According to Lushaba, the associations made between him and Wits EFF are based on tweets he posted about constructing an alternative discourse and suggesting different motifs with regards to debates about decolonising, the black lived experience and memory-making. He had argued (on Twitter) that these issues should lead the debate in contemporary South Africa, a conversation that was joined by some Wits EFF members.

Curriculum
The issue contested on these platforms is that the curriculum in former white institutions should change.  Lushaba also aired his frustrations on Facebook.

“I teach to part-time students a second year course in Politics: POLS 2012 – South Africa Politics and Governance. In the first part of the course, I am expected to read together with the students a number of texts by white doyens of South African Studies. These scholars basically compete with each other in their defence of apartheid as having been a democracy of one form or the other,” said Lushaba.

He said it must chill the spine of every black person to hear such a claim, worse still as it is stated under the cloak of scholarly knowledge.  Lushaba said such views indicated that the lived experience of the black colonised in South Africa did not matter in white scholarly circuits. “This is what we teach black students in 2015,” he said.

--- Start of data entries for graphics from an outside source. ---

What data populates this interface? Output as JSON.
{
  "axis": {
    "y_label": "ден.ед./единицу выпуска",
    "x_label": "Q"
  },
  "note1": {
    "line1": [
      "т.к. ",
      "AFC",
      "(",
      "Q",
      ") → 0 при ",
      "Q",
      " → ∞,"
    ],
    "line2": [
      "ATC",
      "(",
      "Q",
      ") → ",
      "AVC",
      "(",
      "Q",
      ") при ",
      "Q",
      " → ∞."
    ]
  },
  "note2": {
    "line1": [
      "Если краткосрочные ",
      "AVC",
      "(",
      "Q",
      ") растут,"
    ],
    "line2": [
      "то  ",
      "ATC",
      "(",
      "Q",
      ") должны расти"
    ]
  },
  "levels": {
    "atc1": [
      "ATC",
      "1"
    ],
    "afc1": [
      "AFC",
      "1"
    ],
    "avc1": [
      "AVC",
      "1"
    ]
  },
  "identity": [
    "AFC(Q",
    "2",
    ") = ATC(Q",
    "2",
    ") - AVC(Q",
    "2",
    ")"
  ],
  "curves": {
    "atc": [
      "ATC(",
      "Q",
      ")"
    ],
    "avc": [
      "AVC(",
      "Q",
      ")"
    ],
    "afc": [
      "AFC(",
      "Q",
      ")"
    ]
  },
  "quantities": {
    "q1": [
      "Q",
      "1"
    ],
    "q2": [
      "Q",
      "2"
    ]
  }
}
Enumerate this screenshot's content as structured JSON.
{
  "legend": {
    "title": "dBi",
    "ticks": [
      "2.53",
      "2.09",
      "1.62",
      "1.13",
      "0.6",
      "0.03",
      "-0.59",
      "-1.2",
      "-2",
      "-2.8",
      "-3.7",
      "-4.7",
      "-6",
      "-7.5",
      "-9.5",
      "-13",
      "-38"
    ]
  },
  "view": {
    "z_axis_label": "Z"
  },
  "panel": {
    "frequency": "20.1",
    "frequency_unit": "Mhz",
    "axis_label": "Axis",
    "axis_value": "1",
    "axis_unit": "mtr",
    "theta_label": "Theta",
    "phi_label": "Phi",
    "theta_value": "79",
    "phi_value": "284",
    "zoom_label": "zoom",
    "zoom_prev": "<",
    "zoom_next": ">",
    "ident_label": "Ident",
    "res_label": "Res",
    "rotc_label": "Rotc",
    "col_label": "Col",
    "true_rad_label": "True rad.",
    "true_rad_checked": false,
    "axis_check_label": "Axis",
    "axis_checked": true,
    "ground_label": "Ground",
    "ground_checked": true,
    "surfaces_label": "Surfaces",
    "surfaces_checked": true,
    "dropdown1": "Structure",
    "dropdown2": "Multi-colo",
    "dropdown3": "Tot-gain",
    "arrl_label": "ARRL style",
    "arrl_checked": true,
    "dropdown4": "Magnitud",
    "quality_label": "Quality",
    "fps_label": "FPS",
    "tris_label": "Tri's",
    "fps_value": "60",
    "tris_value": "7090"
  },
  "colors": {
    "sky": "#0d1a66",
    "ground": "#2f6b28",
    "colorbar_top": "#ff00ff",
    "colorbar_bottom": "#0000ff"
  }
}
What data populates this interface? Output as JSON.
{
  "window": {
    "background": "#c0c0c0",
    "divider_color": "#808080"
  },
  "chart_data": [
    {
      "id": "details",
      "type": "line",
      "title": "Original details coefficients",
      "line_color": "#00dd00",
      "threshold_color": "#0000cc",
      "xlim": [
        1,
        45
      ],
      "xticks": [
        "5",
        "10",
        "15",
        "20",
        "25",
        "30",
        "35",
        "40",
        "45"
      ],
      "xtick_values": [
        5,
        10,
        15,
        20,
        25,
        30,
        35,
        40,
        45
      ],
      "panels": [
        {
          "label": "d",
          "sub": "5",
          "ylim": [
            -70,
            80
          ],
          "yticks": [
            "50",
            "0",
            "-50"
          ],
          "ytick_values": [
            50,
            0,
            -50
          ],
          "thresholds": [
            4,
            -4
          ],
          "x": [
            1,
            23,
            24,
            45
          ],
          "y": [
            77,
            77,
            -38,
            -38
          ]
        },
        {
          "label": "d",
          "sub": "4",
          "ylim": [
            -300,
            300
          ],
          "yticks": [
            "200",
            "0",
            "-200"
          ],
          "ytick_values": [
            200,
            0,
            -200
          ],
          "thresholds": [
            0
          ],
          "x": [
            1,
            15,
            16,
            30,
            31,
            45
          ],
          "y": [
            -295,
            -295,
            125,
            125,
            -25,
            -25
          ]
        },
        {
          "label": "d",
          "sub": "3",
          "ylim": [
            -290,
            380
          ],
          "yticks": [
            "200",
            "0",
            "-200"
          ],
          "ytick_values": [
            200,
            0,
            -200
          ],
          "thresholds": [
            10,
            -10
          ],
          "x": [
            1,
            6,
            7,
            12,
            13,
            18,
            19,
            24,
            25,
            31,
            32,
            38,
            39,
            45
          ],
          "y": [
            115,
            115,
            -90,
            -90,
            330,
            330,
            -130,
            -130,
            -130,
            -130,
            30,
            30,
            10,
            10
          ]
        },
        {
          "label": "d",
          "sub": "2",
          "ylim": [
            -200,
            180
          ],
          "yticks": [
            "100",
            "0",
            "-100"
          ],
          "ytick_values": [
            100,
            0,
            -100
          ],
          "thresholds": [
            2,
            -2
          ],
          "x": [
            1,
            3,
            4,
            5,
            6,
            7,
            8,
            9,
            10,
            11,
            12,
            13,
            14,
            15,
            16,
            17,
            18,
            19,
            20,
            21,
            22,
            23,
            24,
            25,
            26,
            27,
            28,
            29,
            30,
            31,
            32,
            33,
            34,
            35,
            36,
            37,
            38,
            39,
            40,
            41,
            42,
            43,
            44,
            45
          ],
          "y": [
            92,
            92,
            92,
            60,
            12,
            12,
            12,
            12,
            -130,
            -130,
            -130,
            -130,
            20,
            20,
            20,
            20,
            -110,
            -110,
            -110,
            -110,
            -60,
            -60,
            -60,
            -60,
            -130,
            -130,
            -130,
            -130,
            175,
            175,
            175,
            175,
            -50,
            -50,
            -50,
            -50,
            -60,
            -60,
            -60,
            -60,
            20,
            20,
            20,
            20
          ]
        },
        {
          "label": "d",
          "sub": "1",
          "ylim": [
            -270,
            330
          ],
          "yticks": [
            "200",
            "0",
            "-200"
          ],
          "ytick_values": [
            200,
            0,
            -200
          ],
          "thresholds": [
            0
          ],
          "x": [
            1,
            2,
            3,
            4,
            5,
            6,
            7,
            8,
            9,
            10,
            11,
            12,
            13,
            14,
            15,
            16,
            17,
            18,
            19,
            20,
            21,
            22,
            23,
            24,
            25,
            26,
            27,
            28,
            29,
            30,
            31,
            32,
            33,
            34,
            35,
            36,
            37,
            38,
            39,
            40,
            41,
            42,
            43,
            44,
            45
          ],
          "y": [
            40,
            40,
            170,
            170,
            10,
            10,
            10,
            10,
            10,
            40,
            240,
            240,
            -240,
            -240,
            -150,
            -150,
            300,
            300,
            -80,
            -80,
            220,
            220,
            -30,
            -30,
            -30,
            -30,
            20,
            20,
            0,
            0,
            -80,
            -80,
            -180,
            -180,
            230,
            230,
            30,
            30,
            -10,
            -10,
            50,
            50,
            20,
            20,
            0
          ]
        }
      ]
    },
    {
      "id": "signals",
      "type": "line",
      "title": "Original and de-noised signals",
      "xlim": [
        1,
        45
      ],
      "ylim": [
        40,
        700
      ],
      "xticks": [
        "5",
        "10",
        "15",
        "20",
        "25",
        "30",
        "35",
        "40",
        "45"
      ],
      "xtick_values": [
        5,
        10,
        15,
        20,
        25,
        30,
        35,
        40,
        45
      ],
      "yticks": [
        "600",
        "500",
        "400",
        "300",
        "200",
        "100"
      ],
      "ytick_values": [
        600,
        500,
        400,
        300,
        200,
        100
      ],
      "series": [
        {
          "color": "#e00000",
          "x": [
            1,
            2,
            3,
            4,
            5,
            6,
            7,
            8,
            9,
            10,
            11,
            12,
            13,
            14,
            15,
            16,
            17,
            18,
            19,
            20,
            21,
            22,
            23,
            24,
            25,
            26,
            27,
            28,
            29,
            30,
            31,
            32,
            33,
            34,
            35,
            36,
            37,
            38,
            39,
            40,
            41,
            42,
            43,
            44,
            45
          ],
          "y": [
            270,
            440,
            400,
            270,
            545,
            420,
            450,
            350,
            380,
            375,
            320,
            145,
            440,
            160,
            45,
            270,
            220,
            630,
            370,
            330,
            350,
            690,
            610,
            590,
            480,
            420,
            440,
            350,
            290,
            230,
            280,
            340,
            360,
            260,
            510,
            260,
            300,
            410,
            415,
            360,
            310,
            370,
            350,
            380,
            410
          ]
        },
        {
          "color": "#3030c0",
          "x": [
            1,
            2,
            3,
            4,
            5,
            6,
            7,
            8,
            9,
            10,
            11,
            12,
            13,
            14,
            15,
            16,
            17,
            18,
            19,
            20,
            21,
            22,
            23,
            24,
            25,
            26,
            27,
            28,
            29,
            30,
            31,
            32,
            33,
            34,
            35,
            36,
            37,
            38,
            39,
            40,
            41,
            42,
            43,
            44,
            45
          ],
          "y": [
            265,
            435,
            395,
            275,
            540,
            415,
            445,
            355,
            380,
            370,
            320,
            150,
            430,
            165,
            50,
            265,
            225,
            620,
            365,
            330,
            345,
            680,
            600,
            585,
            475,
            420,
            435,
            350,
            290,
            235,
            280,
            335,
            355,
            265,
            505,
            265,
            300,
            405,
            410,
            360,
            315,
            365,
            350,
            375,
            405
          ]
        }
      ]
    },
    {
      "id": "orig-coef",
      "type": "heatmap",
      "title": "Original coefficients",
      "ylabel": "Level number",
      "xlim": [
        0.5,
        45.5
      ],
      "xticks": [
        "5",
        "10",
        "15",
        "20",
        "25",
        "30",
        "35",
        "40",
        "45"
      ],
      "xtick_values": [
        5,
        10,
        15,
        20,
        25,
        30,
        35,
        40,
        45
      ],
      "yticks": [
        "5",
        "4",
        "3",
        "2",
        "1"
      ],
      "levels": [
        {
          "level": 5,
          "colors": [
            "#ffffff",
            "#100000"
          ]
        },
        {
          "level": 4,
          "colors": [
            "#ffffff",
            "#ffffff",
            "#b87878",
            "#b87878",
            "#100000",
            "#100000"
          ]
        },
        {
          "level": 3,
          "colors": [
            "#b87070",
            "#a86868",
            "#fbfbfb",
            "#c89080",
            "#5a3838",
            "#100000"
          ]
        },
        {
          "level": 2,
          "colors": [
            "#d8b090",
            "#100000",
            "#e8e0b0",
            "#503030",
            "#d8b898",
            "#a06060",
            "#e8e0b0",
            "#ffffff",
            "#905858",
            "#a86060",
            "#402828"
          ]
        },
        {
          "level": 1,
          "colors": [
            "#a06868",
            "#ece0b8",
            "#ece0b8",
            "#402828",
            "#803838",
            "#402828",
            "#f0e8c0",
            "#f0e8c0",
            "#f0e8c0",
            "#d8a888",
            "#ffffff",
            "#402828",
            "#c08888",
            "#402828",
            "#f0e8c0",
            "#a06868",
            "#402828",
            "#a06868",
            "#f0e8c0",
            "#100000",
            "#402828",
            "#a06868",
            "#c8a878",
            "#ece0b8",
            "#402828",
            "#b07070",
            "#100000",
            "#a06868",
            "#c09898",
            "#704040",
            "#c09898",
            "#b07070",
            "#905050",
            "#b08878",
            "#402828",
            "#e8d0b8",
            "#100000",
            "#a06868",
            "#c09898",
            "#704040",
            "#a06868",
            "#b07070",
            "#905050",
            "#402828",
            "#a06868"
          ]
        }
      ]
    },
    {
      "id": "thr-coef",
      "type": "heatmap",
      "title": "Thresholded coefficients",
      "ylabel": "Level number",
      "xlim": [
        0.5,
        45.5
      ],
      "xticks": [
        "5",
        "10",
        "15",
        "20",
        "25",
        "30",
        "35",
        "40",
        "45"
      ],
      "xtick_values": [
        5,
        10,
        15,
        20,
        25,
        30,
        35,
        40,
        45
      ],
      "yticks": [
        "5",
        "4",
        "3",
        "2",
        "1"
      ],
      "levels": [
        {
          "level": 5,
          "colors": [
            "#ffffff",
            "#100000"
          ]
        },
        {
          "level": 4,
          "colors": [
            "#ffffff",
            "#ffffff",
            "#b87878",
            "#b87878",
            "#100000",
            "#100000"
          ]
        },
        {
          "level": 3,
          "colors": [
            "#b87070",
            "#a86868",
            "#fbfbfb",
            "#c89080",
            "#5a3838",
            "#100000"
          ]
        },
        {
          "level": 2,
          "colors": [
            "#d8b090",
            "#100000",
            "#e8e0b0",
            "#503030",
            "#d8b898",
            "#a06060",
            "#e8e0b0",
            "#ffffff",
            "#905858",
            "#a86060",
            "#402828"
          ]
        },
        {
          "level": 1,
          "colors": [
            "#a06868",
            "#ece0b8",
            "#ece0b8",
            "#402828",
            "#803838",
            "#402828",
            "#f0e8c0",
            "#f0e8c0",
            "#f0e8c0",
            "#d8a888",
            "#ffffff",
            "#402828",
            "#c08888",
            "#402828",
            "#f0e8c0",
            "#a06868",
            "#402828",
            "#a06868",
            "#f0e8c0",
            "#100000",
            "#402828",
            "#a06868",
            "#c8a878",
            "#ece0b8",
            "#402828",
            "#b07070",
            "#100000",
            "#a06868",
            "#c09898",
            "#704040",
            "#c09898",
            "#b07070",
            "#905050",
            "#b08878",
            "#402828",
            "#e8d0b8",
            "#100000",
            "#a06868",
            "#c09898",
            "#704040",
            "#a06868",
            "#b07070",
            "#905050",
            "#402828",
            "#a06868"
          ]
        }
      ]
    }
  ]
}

In an interview with the Mail & Guardian, Wits politics professor Darryl Glaser said transformation of the institution was the biggest agenda over the last two years. He said there has been a radical stance in which issues relating to new cultural politics and demographics of staff are being dealt with. 

“The main issues are the transformation of the syllabus, personnel and the introduction to black thought,” he said. The M&G also spoke to political studies master’s student and ANC Youth League member Tasneem Essop (23). Essop was also a secretary general of the Wits SRC in 2012 and 2013.

She said Wits and other former white institutions of learning haven’t changed. Essop said there is a lack of black staff and the curriculum needed to transform.

“They give us silly reasons as to why there are no black lecturers. We need to develop young black academics for the future. There are no courses on black political thought and what we learn is extremely eurocentric,” she said.

Essop said black South African academics were also less preferred to their African counterparts.

“These white supremacists would rather hear about black consciousness from a Kenyan perspective and not from a South African. It is fine for an African scholar to talk about Kenya but not a black South African to talk about the current oppression in all institutions. Our institutions of learning are anti-black,” she said.

As a result of these contested issues at institutions of higher learning, Lushaba said the commotion expressed by Wits EFF and other student organisations was “fairly proportionate to the intensity or pulse of the political contestation [that] erupted on the stage of the Great Hall, aborting what was supposed to be an SRC Election debate among different contending parties”.

However, according to Habib the suspensions were warranted. “This is not about ideas,” he said, “It is about violence and not being willing to commit to peaceful engagement.”